Porter J B, Abeysinghe R D, Marshall L, Hider R C, Singh S
Department of Clinical Haematology, University College, London, UK.
Blood. 1996 Jul 15;88(2):705-13.
The rapidity and duration of the response of non-transferrin-bound iron (NTBPI) to chelation therapy are largely unknown and have important implications for the design of optimal chelation regimens. Methodology was developed to measure simultaneously NTBPI, deferoxamine (DFO), and its major metabolite. NTBPI was present in all but 2 of 28 thalassaemia major (TM) patients who had received conventional subcutaneous DFO the previous night, suggesting a short duration of NTBPI clearance by DFO. The detailed kinetics of NTBPI were therefore studied in response to intravenous DFO at 50 mg/kg/27 h for 48 hours and compared in 17 regularly transfused TM and 8 untransfused thalassaemia intermedia (TI) patients to determine the influence of hypertransfusion and iron overload on NTBPI response. Before DFO infusion, NTBPI was present in all patients and was significantly higher in TI (4.52 +/- 0.53 mumol/L) than TM (2.92 +/- 0.03 mumol/L; P = .03). NTBPI values in TM correlated with transferrin saturation (r = .6, P = .03) but not with serum ferritin. Removal of NTBPI by intravenous DFO is in a biphasic manner. The initial rapid rate constant (alpha) was similar in TI (1.5 hour-1) and TM (1.6 hour-1), but the subsequent beta phase was slower (0.04 hour-1) in TI when compared with TM (0.4 hour-1, P = .002). Detectable NTBPI persisted during the beta phase, particularly in TI, despite an excess of plasma DFO also being present (steady state 8 mumol/L). On cessation of DFO infusion, NTBPI reappearance was rapid; the kinetics also being biphasic. The rapid initial rate constant (alpha = 2.5 hour-1) lasted less than 30 minutes and was approximately equal to the summation of the initial rate constant for removal of DFO (1.8 hour-1) and its major metabolite (0.6 hour-1). This was followed by a slower return to pretreatment levels, usually between 6 and 12 hours, which was faster in TI than in TM. This marked NTBPI lability supports the use of continuous rather than intermittent DFO in high risk patients.

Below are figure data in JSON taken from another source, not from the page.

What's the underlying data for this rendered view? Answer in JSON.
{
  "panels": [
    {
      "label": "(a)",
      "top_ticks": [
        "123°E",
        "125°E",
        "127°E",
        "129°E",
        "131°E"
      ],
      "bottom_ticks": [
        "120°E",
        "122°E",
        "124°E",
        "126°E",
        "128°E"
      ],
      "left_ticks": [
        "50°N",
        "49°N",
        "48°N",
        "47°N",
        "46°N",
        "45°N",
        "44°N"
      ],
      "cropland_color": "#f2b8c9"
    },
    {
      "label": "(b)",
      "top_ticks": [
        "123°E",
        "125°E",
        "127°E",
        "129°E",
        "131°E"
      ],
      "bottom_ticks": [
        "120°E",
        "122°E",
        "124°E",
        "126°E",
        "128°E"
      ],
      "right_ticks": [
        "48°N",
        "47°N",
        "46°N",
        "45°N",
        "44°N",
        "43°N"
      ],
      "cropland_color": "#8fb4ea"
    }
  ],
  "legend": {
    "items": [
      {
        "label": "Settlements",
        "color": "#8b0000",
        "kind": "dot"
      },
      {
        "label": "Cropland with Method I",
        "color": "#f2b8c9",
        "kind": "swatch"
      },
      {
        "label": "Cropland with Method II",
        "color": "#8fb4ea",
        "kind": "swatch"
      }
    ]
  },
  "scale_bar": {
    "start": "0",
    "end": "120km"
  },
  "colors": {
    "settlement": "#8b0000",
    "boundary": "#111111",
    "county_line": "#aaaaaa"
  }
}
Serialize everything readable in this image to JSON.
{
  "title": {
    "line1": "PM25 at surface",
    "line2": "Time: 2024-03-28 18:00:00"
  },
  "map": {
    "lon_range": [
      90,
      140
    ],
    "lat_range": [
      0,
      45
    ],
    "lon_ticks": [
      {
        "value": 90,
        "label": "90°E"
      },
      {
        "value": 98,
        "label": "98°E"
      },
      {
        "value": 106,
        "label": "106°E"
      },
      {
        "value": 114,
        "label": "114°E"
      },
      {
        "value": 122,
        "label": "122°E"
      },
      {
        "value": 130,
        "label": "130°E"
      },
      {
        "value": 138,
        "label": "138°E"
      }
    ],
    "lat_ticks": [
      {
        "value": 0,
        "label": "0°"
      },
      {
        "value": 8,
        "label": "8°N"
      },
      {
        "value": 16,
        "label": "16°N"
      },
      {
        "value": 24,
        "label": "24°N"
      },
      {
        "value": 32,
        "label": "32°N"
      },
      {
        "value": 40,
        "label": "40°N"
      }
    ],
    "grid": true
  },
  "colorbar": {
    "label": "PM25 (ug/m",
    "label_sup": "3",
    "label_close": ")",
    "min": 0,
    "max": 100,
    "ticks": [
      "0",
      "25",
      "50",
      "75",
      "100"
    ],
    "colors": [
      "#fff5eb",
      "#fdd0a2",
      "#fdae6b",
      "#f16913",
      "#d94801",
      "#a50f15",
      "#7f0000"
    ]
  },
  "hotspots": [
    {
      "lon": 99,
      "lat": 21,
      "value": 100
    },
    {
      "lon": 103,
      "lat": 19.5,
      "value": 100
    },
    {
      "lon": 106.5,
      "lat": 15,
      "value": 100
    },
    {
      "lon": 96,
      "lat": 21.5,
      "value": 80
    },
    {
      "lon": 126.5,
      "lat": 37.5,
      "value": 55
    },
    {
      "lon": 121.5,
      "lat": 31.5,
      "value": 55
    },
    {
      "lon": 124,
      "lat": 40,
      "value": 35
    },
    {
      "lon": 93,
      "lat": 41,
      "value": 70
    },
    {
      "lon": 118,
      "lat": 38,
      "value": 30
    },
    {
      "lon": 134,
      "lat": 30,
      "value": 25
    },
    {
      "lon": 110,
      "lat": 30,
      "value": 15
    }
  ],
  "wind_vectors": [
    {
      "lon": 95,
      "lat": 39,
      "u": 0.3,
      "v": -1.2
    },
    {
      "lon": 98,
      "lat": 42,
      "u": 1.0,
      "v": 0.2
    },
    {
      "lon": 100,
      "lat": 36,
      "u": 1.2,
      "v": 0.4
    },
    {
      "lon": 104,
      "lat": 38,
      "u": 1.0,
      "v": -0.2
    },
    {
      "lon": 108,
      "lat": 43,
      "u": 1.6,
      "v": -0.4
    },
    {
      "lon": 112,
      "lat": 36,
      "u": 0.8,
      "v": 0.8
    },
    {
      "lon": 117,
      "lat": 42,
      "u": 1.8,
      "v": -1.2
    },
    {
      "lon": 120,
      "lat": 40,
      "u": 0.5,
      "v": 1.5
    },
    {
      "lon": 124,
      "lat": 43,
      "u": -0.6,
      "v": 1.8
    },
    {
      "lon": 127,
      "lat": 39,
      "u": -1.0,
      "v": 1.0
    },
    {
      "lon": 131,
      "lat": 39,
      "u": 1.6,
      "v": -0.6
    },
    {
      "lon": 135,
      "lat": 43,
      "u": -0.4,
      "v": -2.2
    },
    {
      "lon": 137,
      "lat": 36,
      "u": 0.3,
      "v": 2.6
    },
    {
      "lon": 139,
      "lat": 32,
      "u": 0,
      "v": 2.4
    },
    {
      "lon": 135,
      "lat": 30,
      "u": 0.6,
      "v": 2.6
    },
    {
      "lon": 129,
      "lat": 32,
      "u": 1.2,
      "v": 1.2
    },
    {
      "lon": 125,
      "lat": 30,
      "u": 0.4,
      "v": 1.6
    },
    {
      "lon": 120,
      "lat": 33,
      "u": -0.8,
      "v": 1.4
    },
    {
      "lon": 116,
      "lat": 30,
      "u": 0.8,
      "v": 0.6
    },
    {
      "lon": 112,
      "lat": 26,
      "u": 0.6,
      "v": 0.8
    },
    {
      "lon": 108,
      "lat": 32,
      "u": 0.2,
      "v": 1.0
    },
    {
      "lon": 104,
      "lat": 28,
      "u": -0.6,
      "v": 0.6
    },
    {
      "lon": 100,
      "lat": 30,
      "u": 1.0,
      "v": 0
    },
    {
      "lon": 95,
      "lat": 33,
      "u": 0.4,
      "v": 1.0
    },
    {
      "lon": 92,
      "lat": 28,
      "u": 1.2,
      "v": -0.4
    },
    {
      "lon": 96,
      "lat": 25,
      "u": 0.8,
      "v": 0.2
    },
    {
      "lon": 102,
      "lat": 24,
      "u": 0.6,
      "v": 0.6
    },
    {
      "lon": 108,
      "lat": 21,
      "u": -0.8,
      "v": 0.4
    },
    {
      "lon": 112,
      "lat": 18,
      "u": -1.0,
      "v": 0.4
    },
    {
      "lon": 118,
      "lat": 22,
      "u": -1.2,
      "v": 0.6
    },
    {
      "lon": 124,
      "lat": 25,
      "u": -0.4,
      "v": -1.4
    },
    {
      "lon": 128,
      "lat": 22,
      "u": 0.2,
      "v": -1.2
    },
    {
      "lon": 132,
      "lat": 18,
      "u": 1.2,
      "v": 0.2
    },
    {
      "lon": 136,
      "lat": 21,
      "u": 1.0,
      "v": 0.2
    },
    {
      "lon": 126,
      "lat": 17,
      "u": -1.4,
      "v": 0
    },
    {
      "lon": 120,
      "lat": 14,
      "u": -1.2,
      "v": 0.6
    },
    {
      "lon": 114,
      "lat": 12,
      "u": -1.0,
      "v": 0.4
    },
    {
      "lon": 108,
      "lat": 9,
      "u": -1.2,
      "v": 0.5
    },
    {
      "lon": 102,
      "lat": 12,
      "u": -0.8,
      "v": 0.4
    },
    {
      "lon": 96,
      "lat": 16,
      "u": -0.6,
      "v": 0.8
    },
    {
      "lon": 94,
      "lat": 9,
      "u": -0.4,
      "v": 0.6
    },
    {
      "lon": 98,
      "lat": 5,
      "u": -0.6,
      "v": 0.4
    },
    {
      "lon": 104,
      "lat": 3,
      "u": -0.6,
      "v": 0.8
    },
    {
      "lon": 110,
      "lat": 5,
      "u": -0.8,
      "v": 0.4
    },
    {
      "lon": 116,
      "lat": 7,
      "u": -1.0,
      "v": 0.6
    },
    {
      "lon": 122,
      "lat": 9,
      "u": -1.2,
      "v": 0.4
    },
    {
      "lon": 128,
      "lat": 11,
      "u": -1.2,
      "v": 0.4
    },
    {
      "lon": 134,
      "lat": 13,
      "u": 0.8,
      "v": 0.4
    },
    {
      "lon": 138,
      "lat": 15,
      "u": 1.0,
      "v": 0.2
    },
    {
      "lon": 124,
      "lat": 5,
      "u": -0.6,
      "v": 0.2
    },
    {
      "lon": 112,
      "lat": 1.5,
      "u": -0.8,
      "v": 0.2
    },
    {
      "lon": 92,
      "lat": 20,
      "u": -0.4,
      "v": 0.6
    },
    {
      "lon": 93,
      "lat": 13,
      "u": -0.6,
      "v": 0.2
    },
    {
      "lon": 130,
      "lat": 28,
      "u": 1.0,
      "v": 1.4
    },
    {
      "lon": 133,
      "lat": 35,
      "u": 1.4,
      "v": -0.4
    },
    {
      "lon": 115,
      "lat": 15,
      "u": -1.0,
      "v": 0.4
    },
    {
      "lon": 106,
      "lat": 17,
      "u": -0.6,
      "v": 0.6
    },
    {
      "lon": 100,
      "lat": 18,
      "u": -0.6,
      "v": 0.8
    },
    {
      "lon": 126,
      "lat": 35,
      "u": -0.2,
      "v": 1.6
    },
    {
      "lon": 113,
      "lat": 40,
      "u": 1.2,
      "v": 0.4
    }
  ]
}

非转铁蛋白结合铁(NTBPI)对螯合疗法的反应速度和持续时间在很大程度上尚不清楚,这对优化螯合方案的设计具有重要意义。已开发出同时测量NTBPI、去铁胺(DFO)及其主要代谢产物的方法。在28例重型地中海贫血(TM)患者中,除2例前一晚接受常规皮下DFO治疗的患者外,其余患者均存在NTBPI,这表明DFO清除NTBPI的持续时间较短。因此,研究了17例定期输血的TM患者和8例未输血的中间型地中海贫血(TI)患者在静脉注射50 mg/kg/27 h的DFO共48小时后NTBPI的详细动力学,以确定过度输血和铁过载对NTBPI反应的影响。在DFO输注前,所有患者均存在NTBPI,TI患者(4.52±0.53 μmol/L)的NTBPI显著高于TM患者(2.92±0.03 μmol/L;P = 0.03)。TM患者的NTBPI值与转铁蛋白饱和度相关(r = 0.6,P = 0.03),但与血清铁蛋白无关。静脉注射DFO清除NTBPI呈双相性。初始快速速率常数(α)在TI患者(1.5小时-1)和TM患者(1.6小时-1)中相似,但随后的β相在TI患者中比TM患者慢(0.04小时-1)(0.4小时-1,P = 0.002)。尽管血浆中也存在过量的DFO(稳态8 μmol/L),但在β相期间仍可检测到NTBPI,尤其是在TI患者中。在DFO输注停止后,NTBPI迅速重新出现;动力学也呈双相性。初始快速速率常数(α = 2.5小时-1)持续不到30分钟,大约等于DFO清除的初始速率常数(1.8小时-1)及其主要代谢产物(0.6小时-1)之和。随后是较慢地恢复到预处理水平,通常在6至12小时之间,TI患者比TM患者恢复得更快。这种显著的NTBPI不稳定性支持在高危患者中使用持续而非间歇性的DFO。